Initial research for the Welsh Music Map took place in September 2021. Focusing on music venues, rehearsal rooms and recording studios, the work was led by Professor Paul Carr (University of South Wales) on behalf of Creative Wales.
The map currently consists of 496 businesses across the 22 local authorities of Wales, comprising of 75 recording studios, 7 dedicated rehearsal studios and 414 music venues of various sorts (not including festivals).
The local authority of Swansea marginally has the most music venues, followed closely by Cardiff, Carmarthenshire and Pembrokeshire.

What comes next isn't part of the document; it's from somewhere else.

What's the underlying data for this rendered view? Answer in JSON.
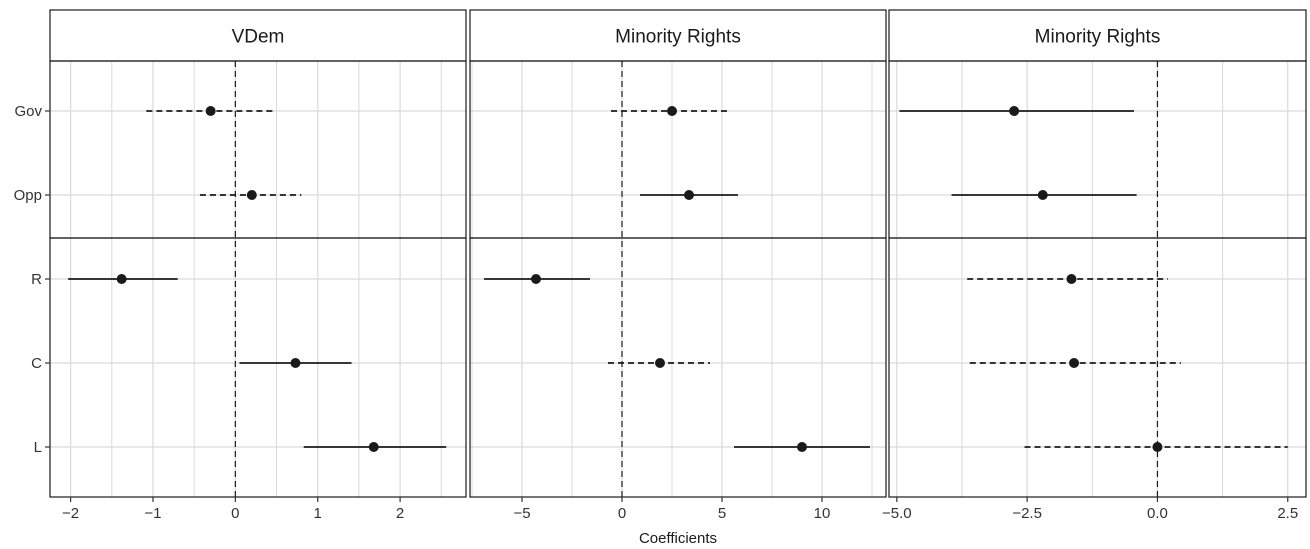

The Isle of Anglesey, Torfaen and Vale of Glamorgan have the least number of music venues, followed by Blaenau Gwent and Flintshire. ‘Pubs and Bar’s make up the majority of Wales’ music venues, complemented by a significant number of social clubs, theatres and nightclubs.
As with the city of Birmingham, Wales also has a high number of venues described as ‘other’ – which are not usually associated with live music. Although many of these are centred in and around Cardiff, there are also significant numbers of these venue types in the more rural locations of Pembrokeshire, Gwenedd and Wrexham.
The current map comprises of 496 businesses, or which 414 are music venues
108 of these venues could be described as being ‘close to Cardiff’.
Communities in mid Wales may have significant distances to travel to get to a music venue
The authority of Ceredigion has the lowest ratio of population to music venues (2804 to 1), closely followed by neighbouring Pembrokeshire (3018 to 1), Gwynedd (4316 to 1), Carmarthen (4320 to 1), Powys (4434 to 1) and Swansea (5246 to 1).
Those authorities with significantly the highest ‘population to venue ratios’ are Vale of Glamorgan (27059 to 1), Caerphilly (22716 to 1), Torfaen (18966 to 1), Flintshire (15685 to 1) and Isle of Anglesey (14088 to 1). Although a crude measure, this reveals that some areas of Wales have more opportunities than others to experience live music.